5 ways to upgrade your sandwich
- Choose whole grain bread. This task can be very confusing these days. The simplest way to find a whole grain bread is to ignore every claim that’s on the front of the package and focus solely on the ingredients. The first ingredient should read “whole” ___ (fill in the blank: grain, wheat, rye, etc.). It could also say sprouted whole grain or something to that effect. If it says “enriched” or just wheat (without the “whole”), move on. I prefer to go to the bakery section of the grocery store — those breads are fresher, hold up better on all that I’m going to put on my sandwich, and just plain taste better!
- Add lots of veggies. Think beyond lettuce and tomato and choose what is in season for the most flavor and nutrition. Today’s eggplant caprese features grilled eggplant with thick slices of tomato and arugula. I’ll add roasted red pepper, artichokes, grilled zucchini, matchstick carrots, beets, sweet potato, cucumbers…pretty much any veggie can go on a sandwich. Vegetables not only add a ton of beneficial nutrients, but they also add flavor and texture, making it a more satisfying meal. And don’t forget to pile on the greens! I added spicy arugula from my garden to today’s sandwich, but go with your favorite — any green works!
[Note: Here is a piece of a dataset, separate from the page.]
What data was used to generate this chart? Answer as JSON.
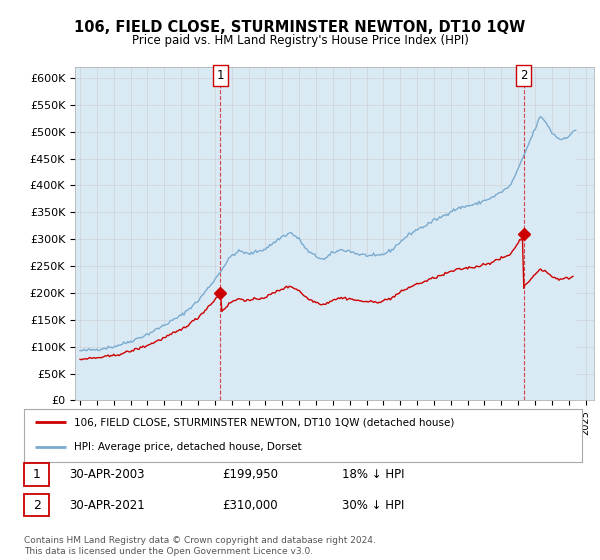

- Say goodbye to slimy, salty deli meats. The quality of your ingredients matter for both taste and nutrition! If I’m making a turkey sandwich, I’m using real turkey. I’ll use wild caught canned salmon for salmon salad, or a really sharp cheddar (or other cheese) if I’m adding cheese. For the eggplant caprese, I chose locally made whole milk fresh mozzarella that is so creamy it melts in your mouth. While it may be a little more expensive than the processed version at the store, I know I’m fueling my body with quality ingredients, and typically don’t need as much to get the best flavor.
- Flavor with fresh herbs. Basil is an obvious choice for this twist on a caprese, but fresh herbs can upgrade any sandwich! I like to add chives and dill to tuna or salmon salad, tarragon to chicken salad, or mint to Asian-style sandwiches. Grilling or roasting your vegetables with herbs like rosemary, thyme, oregano, and sage, can also boost the flavor or your sandwich.
- Finish with a condiment upgrade. Think beyond bright yellow mustard and mayonnaise. A drizzle of olive oil and balsamic glaze, like on today’s caprese, can make your weekday sandwich taste restaurant quality! Try other flavors like mashed avocado, whole grain mustard like this one, pesto, tahini, hummus, or tzatziki.
If you love eggplant or caprese sandwiches, you might also love:
Or, you know, if you just need to use up those extra ingredients.
Did you make this grilled eggplant caprese?
Leave a comment letting me know what you thought about it and rate it in the recipe card below! Save it to your Pinterest board so you can find it later, and don’t forget to share a picture of your creation on instagram and tag me (@sarahgoldnutrition). I love seeing what you’re up to!
- 1 small eggplant sliced into 1/2-inch rounds
- 1 Tbsp olive oil + more for drizzling
- Flakey sea salt, to taste
- 8 slices of whole grain bread
- 1 8-ounce ball fresh mozzarella, sliced
- 1 large or two small tomatoes, sliced
- 1 cup arugula
- fresh basil leaves
- balsamic glaze
- Brush sliced eggplant with 1 Tbsp olive oil and toss with a pinch of salt. Grill over medium heat (about 400 degrees) for 10 minutes, flipping halfway through. If you don’t have a grill, roast at 400F in the oven and follow the same directions.
- When eggplant is ready, layer eggplant, tomato, mozzarella, arugula, and basil on bottom slices of bread. Drizzle a little balsamic glaze and olive oil on top and then finish with top slice. Cut in half and enjoy!